Ce que votre âge biologique révèle sur votre santé

Un nouvel outil utilisant des images de votre visage, de votre langue et de votre rétine pourrait vous aider à évaluer votre prédisposition aux maladies chroniques.

De Connie Chang
Publication 13 févr. 2024, 14:08 CET
Anatomie du corps d'un homme, structure musculaire vue de face.

Anatomie du corps d'un homme, structure musculaire vue de face.

PHOTOGRAPHIE DE jim / Alamy Banque D'Images

Des chercheurs chinois ont mis au point un outil qui utilise l’intelligence artificielle (IA) pour analyser des images du visage, de la langue et de la rétine afin de déterminer l’âge biologique d’un individu. Cette technologie offre un aperçu de la santé et de l’état de nos cellules, tissus et organes, et de notre prédisposition à développer certaines maladies chroniques.

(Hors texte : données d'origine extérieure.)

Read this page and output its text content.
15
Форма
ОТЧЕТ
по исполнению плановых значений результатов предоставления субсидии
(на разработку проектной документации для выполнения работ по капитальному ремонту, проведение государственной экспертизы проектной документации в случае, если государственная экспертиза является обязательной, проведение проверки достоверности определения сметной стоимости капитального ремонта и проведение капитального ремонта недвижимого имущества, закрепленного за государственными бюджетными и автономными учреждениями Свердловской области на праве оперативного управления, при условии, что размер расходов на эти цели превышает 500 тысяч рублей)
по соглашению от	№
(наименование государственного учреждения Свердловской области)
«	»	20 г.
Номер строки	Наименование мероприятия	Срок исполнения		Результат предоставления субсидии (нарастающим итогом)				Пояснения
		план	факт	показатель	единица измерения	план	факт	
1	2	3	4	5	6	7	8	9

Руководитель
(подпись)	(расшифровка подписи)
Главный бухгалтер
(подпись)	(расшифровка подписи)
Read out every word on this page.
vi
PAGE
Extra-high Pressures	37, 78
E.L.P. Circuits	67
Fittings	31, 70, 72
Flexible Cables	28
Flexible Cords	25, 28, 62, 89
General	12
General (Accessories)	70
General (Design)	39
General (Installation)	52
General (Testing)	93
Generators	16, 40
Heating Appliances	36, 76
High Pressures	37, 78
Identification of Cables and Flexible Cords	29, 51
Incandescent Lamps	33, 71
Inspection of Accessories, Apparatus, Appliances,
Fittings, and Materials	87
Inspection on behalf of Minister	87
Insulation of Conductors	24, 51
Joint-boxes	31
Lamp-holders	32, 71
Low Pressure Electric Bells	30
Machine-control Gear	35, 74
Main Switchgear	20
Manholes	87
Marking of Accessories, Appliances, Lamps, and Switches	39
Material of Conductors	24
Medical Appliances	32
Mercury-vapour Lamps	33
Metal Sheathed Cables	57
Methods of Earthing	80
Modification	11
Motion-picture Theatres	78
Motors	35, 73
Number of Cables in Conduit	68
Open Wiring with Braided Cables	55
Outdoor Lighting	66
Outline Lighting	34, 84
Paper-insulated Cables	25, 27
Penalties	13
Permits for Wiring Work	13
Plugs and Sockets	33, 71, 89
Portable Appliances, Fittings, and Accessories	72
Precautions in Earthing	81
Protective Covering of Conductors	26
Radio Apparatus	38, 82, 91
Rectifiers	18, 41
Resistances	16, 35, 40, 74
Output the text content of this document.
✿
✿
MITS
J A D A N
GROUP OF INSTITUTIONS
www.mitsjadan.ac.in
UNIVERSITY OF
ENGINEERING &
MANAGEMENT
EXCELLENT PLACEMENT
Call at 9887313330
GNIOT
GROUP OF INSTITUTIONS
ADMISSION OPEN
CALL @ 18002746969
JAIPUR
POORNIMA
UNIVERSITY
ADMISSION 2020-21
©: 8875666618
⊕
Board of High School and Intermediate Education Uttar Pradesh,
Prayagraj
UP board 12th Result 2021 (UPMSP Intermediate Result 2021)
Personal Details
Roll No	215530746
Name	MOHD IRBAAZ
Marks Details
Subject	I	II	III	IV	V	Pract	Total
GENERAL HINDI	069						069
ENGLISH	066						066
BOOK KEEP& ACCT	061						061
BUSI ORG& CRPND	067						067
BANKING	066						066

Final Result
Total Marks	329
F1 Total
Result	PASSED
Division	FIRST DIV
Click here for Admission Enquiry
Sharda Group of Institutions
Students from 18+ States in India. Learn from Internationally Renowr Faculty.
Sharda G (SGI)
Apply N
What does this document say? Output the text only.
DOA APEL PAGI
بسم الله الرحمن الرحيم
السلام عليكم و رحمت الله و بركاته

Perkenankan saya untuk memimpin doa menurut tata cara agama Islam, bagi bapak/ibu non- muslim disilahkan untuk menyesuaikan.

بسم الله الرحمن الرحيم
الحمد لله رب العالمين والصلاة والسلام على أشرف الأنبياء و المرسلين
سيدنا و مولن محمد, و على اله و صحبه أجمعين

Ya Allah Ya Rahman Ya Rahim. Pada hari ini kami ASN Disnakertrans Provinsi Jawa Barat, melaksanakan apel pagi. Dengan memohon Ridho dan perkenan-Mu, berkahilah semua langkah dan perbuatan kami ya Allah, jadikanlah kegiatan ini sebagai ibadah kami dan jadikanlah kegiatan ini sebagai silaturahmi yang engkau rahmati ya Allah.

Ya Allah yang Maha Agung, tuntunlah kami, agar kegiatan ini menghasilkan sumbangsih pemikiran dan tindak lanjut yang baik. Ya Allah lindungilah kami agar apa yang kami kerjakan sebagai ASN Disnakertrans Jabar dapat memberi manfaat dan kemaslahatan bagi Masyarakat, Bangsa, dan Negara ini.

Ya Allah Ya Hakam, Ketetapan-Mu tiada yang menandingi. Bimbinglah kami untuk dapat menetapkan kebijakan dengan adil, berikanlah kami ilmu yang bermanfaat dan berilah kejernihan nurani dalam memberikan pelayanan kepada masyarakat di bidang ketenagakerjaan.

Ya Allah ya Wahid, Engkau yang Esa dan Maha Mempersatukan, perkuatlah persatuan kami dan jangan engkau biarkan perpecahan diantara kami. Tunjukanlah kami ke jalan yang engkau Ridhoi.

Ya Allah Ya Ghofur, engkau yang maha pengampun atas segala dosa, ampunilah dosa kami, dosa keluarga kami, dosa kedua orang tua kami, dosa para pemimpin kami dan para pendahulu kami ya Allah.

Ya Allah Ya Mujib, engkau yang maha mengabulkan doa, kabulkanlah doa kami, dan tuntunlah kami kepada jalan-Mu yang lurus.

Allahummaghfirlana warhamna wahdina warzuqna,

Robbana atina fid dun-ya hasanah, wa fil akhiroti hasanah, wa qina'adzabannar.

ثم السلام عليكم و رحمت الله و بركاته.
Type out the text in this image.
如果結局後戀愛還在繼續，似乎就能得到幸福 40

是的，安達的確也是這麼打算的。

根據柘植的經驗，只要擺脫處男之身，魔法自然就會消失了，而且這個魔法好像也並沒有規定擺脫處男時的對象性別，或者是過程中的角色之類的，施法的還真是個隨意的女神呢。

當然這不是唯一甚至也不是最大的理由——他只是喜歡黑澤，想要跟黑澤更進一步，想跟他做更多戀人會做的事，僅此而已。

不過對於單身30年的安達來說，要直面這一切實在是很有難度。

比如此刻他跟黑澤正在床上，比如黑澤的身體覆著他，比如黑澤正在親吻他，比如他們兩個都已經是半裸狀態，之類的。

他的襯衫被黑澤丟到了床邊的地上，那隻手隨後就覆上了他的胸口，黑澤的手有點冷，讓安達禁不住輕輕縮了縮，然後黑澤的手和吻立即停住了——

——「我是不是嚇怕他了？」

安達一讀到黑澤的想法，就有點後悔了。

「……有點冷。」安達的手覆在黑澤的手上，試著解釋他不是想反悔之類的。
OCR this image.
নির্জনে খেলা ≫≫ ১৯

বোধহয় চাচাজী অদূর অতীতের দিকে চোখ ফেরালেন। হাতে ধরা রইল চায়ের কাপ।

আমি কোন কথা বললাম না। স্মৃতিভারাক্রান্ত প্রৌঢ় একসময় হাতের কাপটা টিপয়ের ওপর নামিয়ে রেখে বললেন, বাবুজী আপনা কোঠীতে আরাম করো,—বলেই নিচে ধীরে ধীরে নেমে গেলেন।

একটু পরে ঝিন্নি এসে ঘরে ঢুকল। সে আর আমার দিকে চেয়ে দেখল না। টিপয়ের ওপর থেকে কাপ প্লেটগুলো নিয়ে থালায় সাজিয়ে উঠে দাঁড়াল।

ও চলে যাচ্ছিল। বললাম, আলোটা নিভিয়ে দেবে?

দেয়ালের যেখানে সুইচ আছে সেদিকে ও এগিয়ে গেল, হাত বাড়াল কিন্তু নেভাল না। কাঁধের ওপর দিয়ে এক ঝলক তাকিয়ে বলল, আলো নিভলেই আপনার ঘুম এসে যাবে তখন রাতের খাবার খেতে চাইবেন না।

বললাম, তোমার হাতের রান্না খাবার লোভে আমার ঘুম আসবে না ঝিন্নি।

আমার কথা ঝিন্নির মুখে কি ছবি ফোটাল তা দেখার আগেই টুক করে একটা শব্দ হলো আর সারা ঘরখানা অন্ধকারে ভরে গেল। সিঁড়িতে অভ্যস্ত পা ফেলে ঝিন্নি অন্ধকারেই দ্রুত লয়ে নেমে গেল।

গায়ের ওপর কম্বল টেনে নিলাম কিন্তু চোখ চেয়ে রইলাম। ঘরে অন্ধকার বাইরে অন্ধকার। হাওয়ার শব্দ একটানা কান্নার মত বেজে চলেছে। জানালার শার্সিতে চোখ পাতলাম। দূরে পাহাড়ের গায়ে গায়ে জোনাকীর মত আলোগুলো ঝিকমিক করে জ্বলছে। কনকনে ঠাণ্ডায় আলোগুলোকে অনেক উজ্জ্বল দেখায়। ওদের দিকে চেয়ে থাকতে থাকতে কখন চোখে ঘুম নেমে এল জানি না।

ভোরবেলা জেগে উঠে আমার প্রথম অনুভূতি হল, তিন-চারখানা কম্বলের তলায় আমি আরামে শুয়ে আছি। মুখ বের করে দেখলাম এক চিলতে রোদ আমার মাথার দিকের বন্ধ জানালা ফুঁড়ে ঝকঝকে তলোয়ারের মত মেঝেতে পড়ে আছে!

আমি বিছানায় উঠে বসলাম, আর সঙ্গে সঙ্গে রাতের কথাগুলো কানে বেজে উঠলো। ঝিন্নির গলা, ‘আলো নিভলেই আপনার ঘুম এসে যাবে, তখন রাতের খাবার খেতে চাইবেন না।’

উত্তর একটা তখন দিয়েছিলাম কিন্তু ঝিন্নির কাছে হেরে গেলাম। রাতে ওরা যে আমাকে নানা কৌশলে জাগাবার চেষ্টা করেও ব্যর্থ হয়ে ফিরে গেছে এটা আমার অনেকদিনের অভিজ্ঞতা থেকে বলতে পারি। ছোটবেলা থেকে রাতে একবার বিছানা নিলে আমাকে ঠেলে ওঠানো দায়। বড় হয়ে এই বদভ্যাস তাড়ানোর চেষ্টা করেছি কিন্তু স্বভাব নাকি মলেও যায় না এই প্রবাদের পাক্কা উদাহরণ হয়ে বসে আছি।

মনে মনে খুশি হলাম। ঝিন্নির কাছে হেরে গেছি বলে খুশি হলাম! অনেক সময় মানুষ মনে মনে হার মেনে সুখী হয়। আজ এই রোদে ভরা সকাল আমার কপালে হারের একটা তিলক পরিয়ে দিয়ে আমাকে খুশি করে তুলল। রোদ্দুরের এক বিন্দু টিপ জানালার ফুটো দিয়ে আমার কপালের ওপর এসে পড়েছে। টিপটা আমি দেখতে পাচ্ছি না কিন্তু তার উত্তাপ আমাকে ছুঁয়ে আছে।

S’il suffit de jeter un coup d’œil sur un permis de conduire pour connaître l’âge civil de son propriétaire. L’âge biologique est quant à lui plus difficile à déterminer. Contrairement à l’âge chronologique, il n’existe pas de mesure universellement reconnue de l’âge biologique, lequel peut être influencé par l’environnement, les choix de vie personnels et la génétique. Un fumeur, par exemple, peut paraître bien plus âgé qu’il ne l’est vraiment, quand un grand sportif pourra avoir l’air beaucoup plus jeune. Et la différence dépasse l’aspect physique : si votre âge biologique est supérieur à votre âge civil, vous pourriez souffrir d’une maladie chronique ou d’un déclin cognitif prématuré. En revanche, si vous êtes plus jeune d’un point de vue biologique que votre âge réel, vous pourriez être en meilleure forme que vos pairs.

« Il est important de connaître son âge biologique, car s’il est trop élevé, on peut agir en conséquence et modifier son mode de vie pour améliorer sa santé », explique Michael Snyder, généticien à Stanford, qui n’a pas participé à l’étude.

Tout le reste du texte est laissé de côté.